Is ESG just noise in the financial system?
In today’s blog, Harold takes issue with those keen to dismiss ESG, arguing that, at least since the Scottish Enlightenment, the importance of taking a social view of humanity has been evident. Without this, current financial theory and auditing manuals risk being transformed into unrecyclable waste.
Is ESG a wasting asset?
In a recent post, The ESG Movement – the goodness gravy train rolls on (available at aswathdamodaran.blogspot.com), the acclaimed finance professor Aswath Damodaran suggests ESG is a mistake that will cost companies and investors money while making the world worse off. He asserts that the starting point for ESG is the premise that we can come up with measures of goodness that can then be targeted by corporate managers and used by investors. In the process, he argues, we create a rent-seeking set of financiers but worse-than-useless market noise.
There may be a gravy train steaming ahead in some parts of the ESG agenda, but then again, easy-money locomotives travel to many destinations, including within mainstream finance itself. However, an important aspect of ESG does not start either with goodness or, for that matter, finance. This is the idea of sustainability and the (not unreasonable) proposition that we might be well advised to organise our lives and institutions in a way that is compatible with this principle. Viewed from that perspective, ESG’s value becomes clearer.
We can debate to the nth degree what exactly sustainability itself entails, but, as I have said before, a sensible starting point is the UN criterion set out in Our Common Future – The Brundtland Report. This defines sustainable development as “development that meets the needs of the present without compromising the ability of future generations to meet their own needs”. This is neither moral cant nor financial wizardry. It is a practical compass to ensure the survival of our species through time, or in more familiar parlance, to secure the lives of our children and grandchildren.
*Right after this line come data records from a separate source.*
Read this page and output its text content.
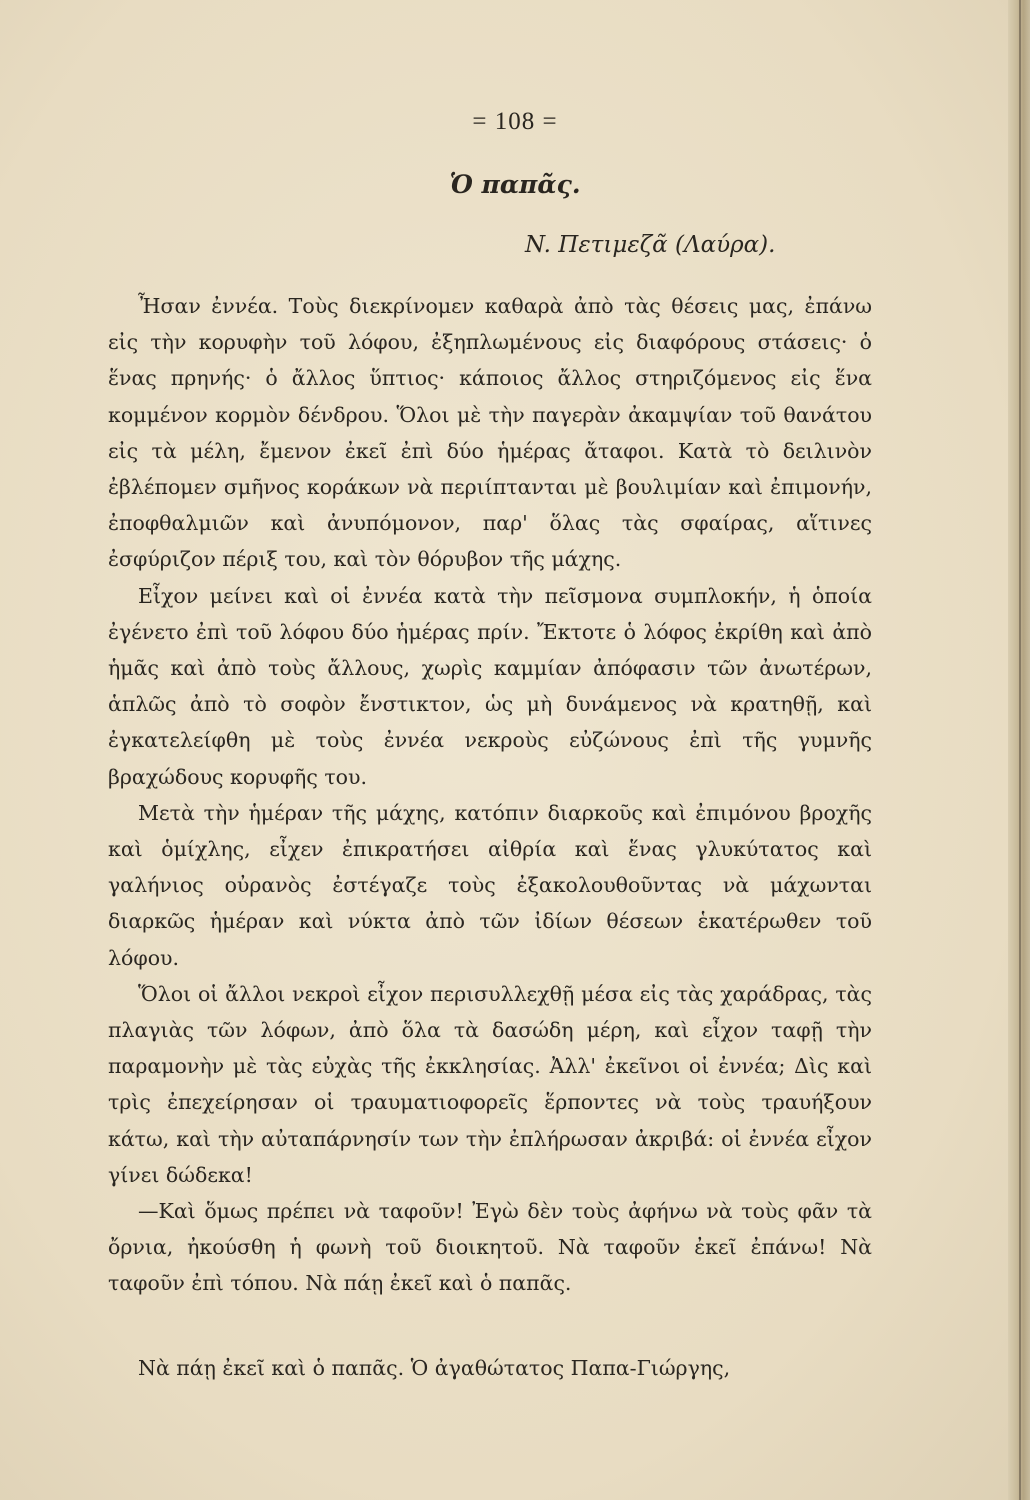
= 108 =
Ὁ παπᾶς.
N. Πετιμεζᾶ (Λαύρα).

Ἦσαν ἐννέα. Τοὺς διεκρίνομεν καθαρὰ ἀπὸ τὰς θέσεις μας, ἐπάνω εἰς τὴν κορυφὴν τοῦ λόφου, ἐξηπλωμένους εἰς διαφόρους στάσεις· ὁ ἕνας πρηνής· ὁ ἄλλος ὕπτιος· κάποιος ἄλλος στηριζόμενος εἰς ἕνα κομμένον κορμὸν δένδρου. Ὅλοι μὲ τὴν παγερὰν ἀκαμψίαν τοῦ θανάτου εἰς τὰ μέλη, ἔμενον ἐκεῖ ἐπὶ δύο ἡμέρας ἄταφοι. Κατὰ τὸ δειλινὸν ἐβλέπομεν σμῆνος κοράκων νὰ περιίπτανται μὲ βουλιμίαν καὶ ἐπιμονήν, ἐποφθαλμιῶν καὶ ἀνυπόμονον, παρ' ὅλας τὰς σφαίρας, αἵτινες ἐσφύριζον πέριξ του, καὶ τὸν θόρυβον τῆς μάχης.

Εἶχον μείνει καὶ οἱ ἐννέα κατὰ τὴν πεῖσμονα συμπλοκήν, ἡ ὁποία ἐγένετο ἐπὶ τοῦ λόφου δύο ἡμέρας πρίν. Ἔκτοτε ὁ λόφος ἐκρίθη καὶ ἀπὸ ἡμᾶς καὶ ἀπὸ τοὺς ἄλλους, χωρὶς καμμίαν ἀπόφασιν τῶν ἀνωτέρων, ἁπλῶς ἀπὸ τὸ σοφὸν ἔνστικτον, ὡς μὴ δυνάμενος νὰ κρατηθῇ, καὶ ἐγκατελείφθη μὲ τοὺς ἐννέα νεκροὺς εὐζώνους ἐπὶ τῆς γυμνῆς βραχώδους κορυφῆς του.

Μετὰ τὴν ἡμέραν τῆς μάχης, κατόπιν διαρκοῦς καὶ ἐπιμόνου βροχῆς καὶ ὁμίχλης, εἶχεν ἐπικρατήσει αἰθρία καὶ ἕνας γλυκύτατος καὶ γαλήνιος οὐρανὸς ἐστέγαζε τοὺς ἐξακολουθοῦντας νὰ μάχωνται διαρκῶς ἡμέραν καὶ νύκτα ἀπὸ τῶν ἰδίων θέσεων ἑκατέρωθεν τοῦ λόφου.

Ὅλοι οἱ ἄλλοι νεκροὶ εἶχον περισυλλεχθῇ μέσα εἰς τὰς χαράδρας, τὰς πλαγιὰς τῶν λόφων, ἀπὸ ὅλα τὰ δασώδη μέρη, καὶ εἶχον ταφῇ τὴν παραμονὴν μὲ τὰς εὐχὰς τῆς ἐκκλησίας. Ἀλλ' ἐκεῖνοι οἱ ἐννέα; Δὶς καὶ τρὶς ἐπεχείρησαν οἱ τραυματιοφορεῖς ἕρποντες νὰ τοὺς τραυήξουν κάτω, καὶ τὴν αὐταπάρνησίν των τὴν ἐπλήρωσαν ἀκριβά: οἱ ἐννέα εἶχον γίνει δώδεκα!

—Καὶ ὅμως πρέπει νὰ ταφοῦν! Ἐγὼ δὲν τοὺς ἀφήνω νὰ τοὺς φᾶν τὰ ὄρνια, ἠκούσθη ἡ φωνὴ τοῦ διοικητοῦ. Νὰ ταφοῦν ἐκεῖ ἐπάνω! Νὰ ταφοῦν ἐπὶ τόπου. Νὰ πάῃ ἐκεῖ καὶ ὁ παπᾶς.

Νὰ πάῃ ἐκεῖ καὶ ὁ παπᾶς. Ὁ ἀγαθώτατος Παπα-Γιώργης,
Sustainable development is defined as “development that meets the needs of the present without compromising the ability of future generations to meet their own needs”.
An example relevant for both Boardrooms and Investment Committees comes from the topic of environmental liability. Just because any such potential liability is not currently recognised by taxes does not imply we should assume it offers a free lunch to be exploited in current cash flows. Turning a blind eye to a pricing vacuum today may simply lead to long term pain, not gain, for individual companies (in future impairments), stock portfolios (underperformance), and for society more generally (for example, climate damage – a theme central to COP26, or more generally biodiversity loss, threatening our very existence).
There is a deeper argument implicit in Damodaran’s rejection of ESG. Debt providers, employees, suppliers and other stakeholders are protected by explicit contracts in their dealings with companies. Shareholders are not – they bear the ‘residual risk’ embedded in this set of contractual obligations and are therefore defined in terms of ‘ownership’. On this basis, he sees shareholders as the rightful moral arbiters of how investment should flow through an economic system over time.
Shareholders do provide critical capital to absorb the risks of enterprise, but we should not be so naïve to think this implies rights that are supreme or unique in a modern economy. At least some corporates already openly acknowledge this – think of Alibaba’s hierarchy of first customers, then employees, then shareholders. Moreover, the recent pandemic has re-iterated the umbilical link between private and social capital required to buffer some risks - government (society) capital is the ultimate shock absorber when the train comes off the track.
In the end, we are all part of a more general ‘nature’, a theme central to the Scottish Enlightenment. From there, sustainability follows as a natural guide to business and government. Indeed, a refresher course for COP26 participants in Glasgow on Adam Smith’s The Theory of Moral Sentiments or David Hume’s A Treatise of Human Nature might aid the overall dialogue. Ovo’s Plan Zero captures the required mindset “what’s good for the planet is good for us”.
As for Damodaran’s view, his pure valuation work is rightly recognised globally for its clarity and has helped generations of finance students. However, he has missed a signal change and on the ESG issue, he is on the wrong track. Only a broader definition of corporate purpose, assets and risk embracing both nature and human capital makes any sense in the world we now inhabit. That requires a re-writing of the textbooks and auditing manuals. Otherwise, finance will merely become GIGO, waste we need not bother to recycle in future.